Dean of the College Benedict H. Gross ’71 told parents over Junior Parents Weekend earlier this month that secondary concentrations could potentially be retroactively applied to students in the classes of 2007 and beyond, but no schedule of implementation was discussed at the meeting yesterday.
Another EPC member, Pearson Professor of Modern Mathematics and Mathematical Logic Warren Goldfarb ’69, presented draft legislation that would move the concentration choice deadline back by a semester, from the end of students’ second semester to the end of their third semester.
“[The recommendation’s] purpose should be fairly obvious—it’s to facilitate more intellectual exploration in a wider array of areas,” Goldfarb said during the meeting.
The current system of requiring students to declare concentrations during their first spring “inclines them to think about the wrong sort of thing in freshman year,” he added.
Early recommendations for delaying concentration choice were criticized by some science and engineering professors, who were concerned that students in their fields—where concentrations often require a fairly rigid sequence of courses—would be ill-served by a later concentration choice deadline if there was not an increase in advising for those students.

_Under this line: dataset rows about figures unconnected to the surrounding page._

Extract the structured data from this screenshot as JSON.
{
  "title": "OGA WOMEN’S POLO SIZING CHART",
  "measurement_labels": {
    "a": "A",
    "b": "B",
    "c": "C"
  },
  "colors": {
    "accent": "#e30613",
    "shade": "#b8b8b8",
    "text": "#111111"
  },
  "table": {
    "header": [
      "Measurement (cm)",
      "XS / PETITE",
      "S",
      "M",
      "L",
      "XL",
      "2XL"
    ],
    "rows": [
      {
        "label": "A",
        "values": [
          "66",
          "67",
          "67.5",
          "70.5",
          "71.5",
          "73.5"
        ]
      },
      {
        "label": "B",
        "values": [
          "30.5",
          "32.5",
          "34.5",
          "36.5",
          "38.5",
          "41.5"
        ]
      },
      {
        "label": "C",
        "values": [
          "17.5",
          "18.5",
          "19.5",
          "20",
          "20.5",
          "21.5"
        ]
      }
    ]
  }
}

But at least some of those concerns appeared to be assuaged yesterday, as the EPC added to their draft legislation a requirement that students meet with at least one concentration adviser from a concentration they are considering by the end of their freshman year.
“The essential thing is that the students and some potential concentrations are in touch” during freshman year, Goldfarb said.
Most of the subsequent discussion about the EPC recommendations focussed on the format of the draft legislation; both the secondary concentration legislation and the concentration choice legislation consisted of only one sentence of actual legislation, followed by a half to a full page “explanatory note.”
Baird Professor of Science Gary J. Feldman said that specific changes to the curriculum should be explicitly laid out in the main body of the legislation itself.
“It’s my understanding that the explanatory notes do not have the force of legislation,” Feldman said.
Kirby replied, “it is in the rich tradition of this Faculty to have legislation that is short and explanatory notes that are long.”
President of the Undergraduate Council John S. Haddock ’07 addressed the Faculty at yesterday’s meeting, saying that the student body is “eagerly anticipating the completion of this review.”
“Our curricular review has constituted a great partnership between students and the Faculty of Arts and Sciences,” Haddock said. “It’s time for us to push onward, and I, for one, am optimistic we will do so to the benefit of undergraduates at this College.”
While the EPC recommendations were the central focus of yesterday’s meeting, other topics were touched on as well.
Chair of the Department of English and American Literature and Language James Engell presented the report of the Committee to Review the Teaching of Writing and Speaking, which he chairs.
“Writing and speaking are skills for life in every profession and in each career,” said Engell, who currently teaches an undergraduate course on the elements of rhetoric. “The teaching of writing and speaking requires a more prominent place in the curriculum.”
And Dean of the Graduate School of Arts and Sciences (GSAS) Theda Skocpol announced a number of new initiatives within the GSAS at yesterday’s meeting, including the creation of a secondary field in film and visual studies for PhD students and the availability of $15,000 to $25,000 in seed grants to fund planned improvements in graduate education.